Zeh: Yes, just to give one example: ethical hackers – experts who uncover weak spots so they can be eliminated – were able to hack a Jeep in 2015 because its infotainment system was not secure. From there the hackers were able to manipulate the gateway and all other controllers, which allowed them to operate the vehicle as if by remote control.

Such attacks have to be prevented in the future. If an interface is hacked, it is important that only that one function is “lost” and not the entire vehicle!

Do you have ideas for how to protect the controllers?

Zeh: Of course, we already have a few ideas, but one cannot just do whatever one pleases. We need international standards so that the infrastructure can communicate securely with the vehicles and the vehicles with each other.

Automotive manufacturers and security experts from the Fraunhofer Institute SIT, for example, are currently developing standards and encryption technologies for vehicles and for the infrastructure.

And if everything is standardised?
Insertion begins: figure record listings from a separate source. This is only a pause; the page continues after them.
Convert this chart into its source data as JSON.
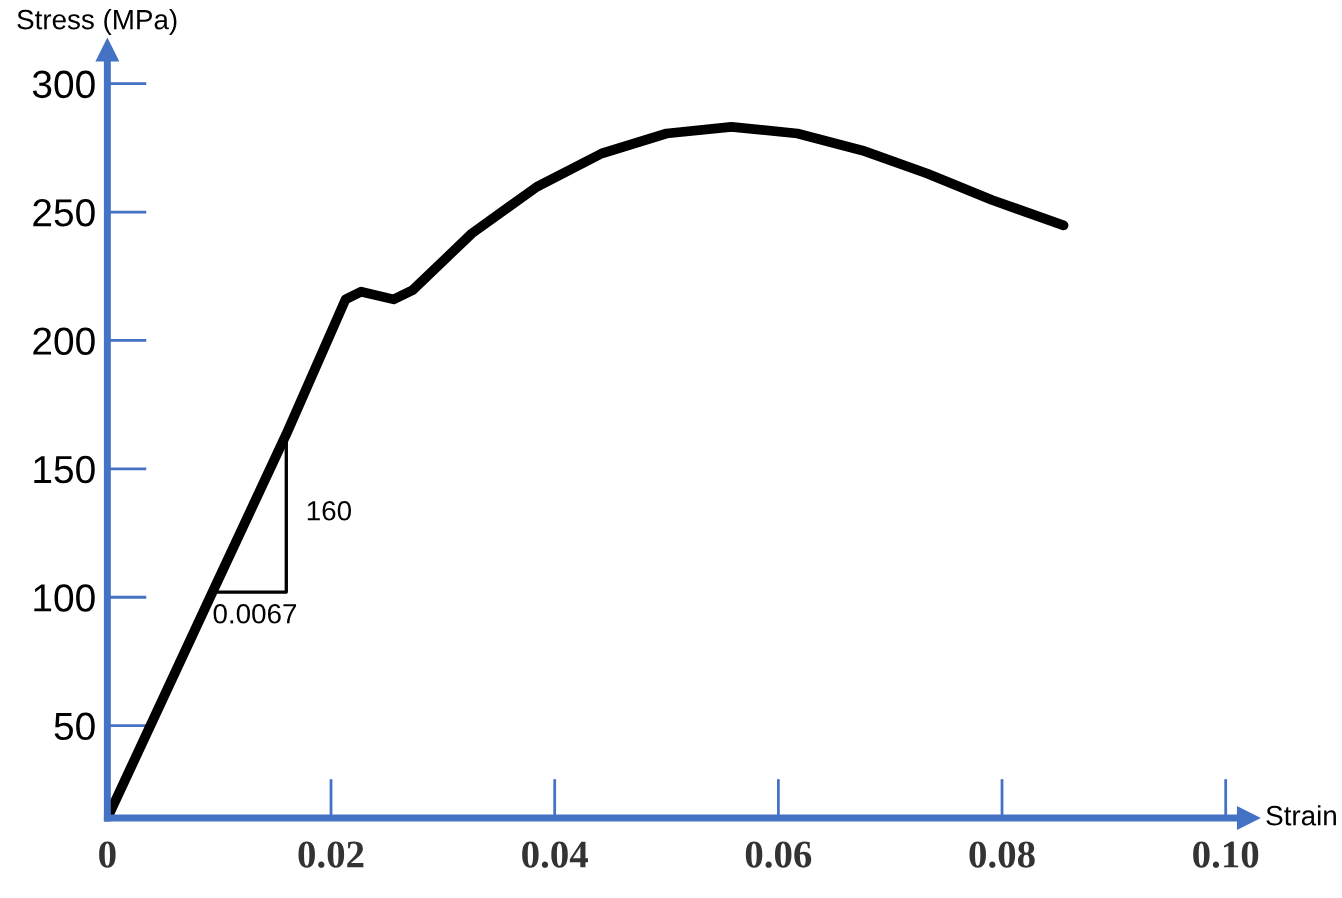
{
  "chart_data": {
    "type": "line",
    "xlabel": "Strain",
    "ylabel": "Stress (MPa)",
    "x": [
      0,
      0.0094,
      0.016,
      0.0213,
      0.0227,
      0.0256,
      0.0273,
      0.0326,
      0.0384,
      0.0442,
      0.05,
      0.0558,
      0.0617,
      0.0675,
      0.0733,
      0.0791,
      0.0855
    ],
    "series": [
      {
        "color": "#000000",
        "values": [
          14,
          102,
          163.5,
          216,
          219,
          216,
          219.6,
          241.7,
          259.8,
          272.8,
          280.6,
          283.2,
          280.6,
          274,
          265,
          254.7,
          244.8
        ]
      }
    ],
    "xlim": [
      0,
      0.102
    ],
    "ylim": [
      14,
      313
    ],
    "xticks": [
      0,
      0.02,
      0.04,
      0.06,
      0.08,
      {
        "value": 0.1,
        "label": "0.10"
      }
    ],
    "yticks": [
      50,
      100,
      150,
      200,
      250,
      300
    ],
    "annotations": [
      {
        "text": "0.0067",
        "x": 0.0094,
        "y": 102
      },
      {
        "text": "160",
        "x": 0.016,
        "y": 163.5
      }
    ],
    "grid": false,
    "legend": false,
    "marker": "none",
    "line_style": "solid"
  }
}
Why is your competence still needed?

Zeh: If you have ever tried to read a standard, then you know that it is not easy, and that is not only because of the awkward wording. For one thing, one needs a great deal of expertise to be able to understand and apply a standard...

...and you have this expertise?

Zeh: Yes, we have the qualified experts in our team and I myself, for example, worked in IT security at T-Systems. In addition, we have extensive experience with automotive embedded systems from a wide range of areas, such as display systems, infotainment, active chassis control, power train, but also the "security classic" immobilizer.

That answers the one question, but I interrupted you. What does one need besides expertise to understand a standard?

Zeh: Security is only as strong as the weakest link in the chain. To make every single controller secure, it is therefore necessary to understand the communication structure of the vehicle. One also needs good processes for the error-free implementation of security solutions. But the most important thing is to be aware of all potential problems.

Awareness of problems – is that not taken care of by the standard?

Zeh: I’m afraid not. We have been working for years as experts in the field of functional safety. Management and developers almost always underestimate the challenges of functional safety in systems.

It will be similar with respect to security: the developers will think they only have to integrate a few encryptions. But if they do so without proper understanding of the architecture and potential attack scenarios, it can easily happen that they will open back doors and even entire gateways that allow hackers to break the encryption.

Do you believe that F+S is better prepared for this task than other suppliers?

Zeh: Our experience speaks for us. For more than 15 years we have been developing software for the automotive sector and providing consultation services related to quality and processes.

We choose our development engineers on the basis of their ability to work in a disciplined, process-compliant environment. They are then trained by our experts for the particular processes and encouraged to comply with them. To put it colloquially: our developers learn the processes from the cradle on.

And how do you help your customers specifically?

Zeh: We understand the requirements of security – both with respect to the process technology and implementation. Our consultants and development engineers have the expertise and the necessary awareness of problems for proper implementation of the tasks. That enables us to help our customers to supplement their process descriptions to include the issue of security and also to achieve error-free implementation of these processes.

Doesn't that make your customers dependent on you?

Zeh: We attain customer loyalty thorough quality, not through secrecy. We make our know-how transparent from the beginning – in the product specifications, in the design and test documents and in the process descriptions. If needed, we are also glad to train our customers’ employees. That is another reason why our customers have been working with us for so many years.

Our customers do not become dependent on us. And because we make our expertise available so that others can use it, we can always create free capacities to accept new challenges.

Good luck, then, in making our cars secure for the future!